Aide ménagère à domicile

Maintenir  l’autonomie, assurer  un soutien moral et matériel, fournir une aide aux actes de la vie quotidienne... Ce sont  là les objectifs de l’aide ménagère  à  domicile.

A qui s’adresse l’aide à domicile ?
Aux personnes âgées, handicapées, malades ou en difficultés passagères.

Quand ? Sur quelle durée ?
Quelques heures par mois, régulièrement ou ponctuellement.

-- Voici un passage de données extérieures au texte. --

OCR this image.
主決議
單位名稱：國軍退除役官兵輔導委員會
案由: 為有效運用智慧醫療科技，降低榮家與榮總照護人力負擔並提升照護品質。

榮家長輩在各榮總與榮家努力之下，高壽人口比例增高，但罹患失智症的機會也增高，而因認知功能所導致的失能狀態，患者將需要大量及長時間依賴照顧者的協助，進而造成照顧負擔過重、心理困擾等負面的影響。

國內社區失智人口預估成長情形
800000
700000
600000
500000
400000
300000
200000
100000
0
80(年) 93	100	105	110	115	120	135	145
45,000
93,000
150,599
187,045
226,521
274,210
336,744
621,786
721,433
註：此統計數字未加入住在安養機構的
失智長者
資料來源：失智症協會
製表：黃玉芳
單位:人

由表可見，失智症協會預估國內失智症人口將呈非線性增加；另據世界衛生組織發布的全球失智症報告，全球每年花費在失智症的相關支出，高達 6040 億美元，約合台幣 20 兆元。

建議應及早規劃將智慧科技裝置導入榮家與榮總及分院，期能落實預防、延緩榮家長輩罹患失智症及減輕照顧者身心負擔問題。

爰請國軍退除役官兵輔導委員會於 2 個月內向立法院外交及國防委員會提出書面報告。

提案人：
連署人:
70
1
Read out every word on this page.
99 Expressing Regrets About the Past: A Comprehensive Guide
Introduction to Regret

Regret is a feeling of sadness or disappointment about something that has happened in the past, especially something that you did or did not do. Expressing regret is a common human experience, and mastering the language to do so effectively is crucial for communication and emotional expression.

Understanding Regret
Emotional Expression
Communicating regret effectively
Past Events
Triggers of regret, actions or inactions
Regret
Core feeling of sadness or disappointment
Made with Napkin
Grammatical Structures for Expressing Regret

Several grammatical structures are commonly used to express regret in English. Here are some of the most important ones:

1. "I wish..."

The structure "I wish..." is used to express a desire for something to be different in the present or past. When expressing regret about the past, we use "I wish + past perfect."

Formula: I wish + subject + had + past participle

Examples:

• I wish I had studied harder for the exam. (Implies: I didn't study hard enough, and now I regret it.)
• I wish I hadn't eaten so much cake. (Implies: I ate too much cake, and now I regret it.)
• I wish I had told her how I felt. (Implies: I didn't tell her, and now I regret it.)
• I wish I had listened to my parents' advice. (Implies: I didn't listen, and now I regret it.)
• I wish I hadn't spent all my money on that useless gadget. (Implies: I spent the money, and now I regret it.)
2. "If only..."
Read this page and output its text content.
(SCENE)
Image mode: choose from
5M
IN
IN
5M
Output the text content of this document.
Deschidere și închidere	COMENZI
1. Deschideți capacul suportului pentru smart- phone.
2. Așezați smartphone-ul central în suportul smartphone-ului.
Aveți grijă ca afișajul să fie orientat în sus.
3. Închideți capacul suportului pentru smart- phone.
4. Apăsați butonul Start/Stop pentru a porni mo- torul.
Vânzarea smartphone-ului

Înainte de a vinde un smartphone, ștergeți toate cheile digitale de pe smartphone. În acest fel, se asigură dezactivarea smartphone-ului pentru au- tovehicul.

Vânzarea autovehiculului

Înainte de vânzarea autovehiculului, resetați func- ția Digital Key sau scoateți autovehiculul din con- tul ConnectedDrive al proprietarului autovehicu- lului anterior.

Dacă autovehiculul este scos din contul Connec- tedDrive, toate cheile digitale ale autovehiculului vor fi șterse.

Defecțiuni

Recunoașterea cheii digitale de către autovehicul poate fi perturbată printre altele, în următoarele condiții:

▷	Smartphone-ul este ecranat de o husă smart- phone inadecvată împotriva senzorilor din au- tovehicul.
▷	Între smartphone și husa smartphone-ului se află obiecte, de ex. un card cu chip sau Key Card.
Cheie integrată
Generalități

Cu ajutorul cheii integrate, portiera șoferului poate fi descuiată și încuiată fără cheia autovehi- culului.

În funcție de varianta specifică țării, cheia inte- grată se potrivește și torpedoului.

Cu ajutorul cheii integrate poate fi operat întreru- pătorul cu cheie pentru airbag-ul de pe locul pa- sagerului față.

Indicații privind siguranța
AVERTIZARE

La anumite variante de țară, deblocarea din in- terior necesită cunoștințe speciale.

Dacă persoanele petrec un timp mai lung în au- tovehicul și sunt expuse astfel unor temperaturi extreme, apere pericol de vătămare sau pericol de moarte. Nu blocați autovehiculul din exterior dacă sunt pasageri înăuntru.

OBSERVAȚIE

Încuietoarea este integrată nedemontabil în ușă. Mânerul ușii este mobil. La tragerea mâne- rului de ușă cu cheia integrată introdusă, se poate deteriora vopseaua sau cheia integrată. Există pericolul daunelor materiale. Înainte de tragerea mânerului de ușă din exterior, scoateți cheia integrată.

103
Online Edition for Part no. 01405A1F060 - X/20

Quels types d’aides sont proposées ?
Préparation et aide à la prise de repas, courses, entretien du linge et logement, aide aux démarches administratives, action et stimulation au quotidien selon le niveau d’autonomie, maintien de relations avec l’extérieur.
Ne sont pas pris en charge les actes de la compétence des professions paramédicales (soins, toilette...).

Quels avantages ?
Un personnel recruté avec rigueur ayant une solide expérience auprès des personnes âgées ou handicapées, un suivi permanent du service rendu, la prise en charge par le CCAS de toutes les formalités administratives, des conseils sur les différentes aides financières, la coordination de tous les intervenants, la possibilté de réduction d’impôt jusqu’à 50% de la dépense totale pour l’emploi d’une aide à domicile (selon le plafond fiscal en vigueur).

Combien ça coûte ?
Tarif national : 17,16€ l’heure.
Prise en charge partielle par les caisses de retraite et le CCAS calculée selon les quotients familiaux.
A titre indicatif, après déduction de la partie prise en charge, la participation restante varie entre 1,68€ et 12,30€.

Remarque
Toutes les ressources du retraité et de son conjoint, concubin ou partenaire d’un PACS sont à prendre en considération pour déterminer la participation à sa charge exceptés :

  • le revenu minimum d’insertion,
  • les allocations au logement,
  • la retraite du combattant (hors retraite mutualiste),
  • les pensions attachées aux distinctions honorifiques,
  • l’allocation spéciale ou d’aide sociale au conjoint,
  • la majoration pour tierce personne du conjoint,
  • l’allocation compensatrice du conjoint versée par la COTOREP,
  • la prestation spécifique dépendance du conjoint,
  • l’allocation personnalisée d’autonomie du conjoint,
  • les intérêts des livrets A et d’épargne populaire ou livrets similaires.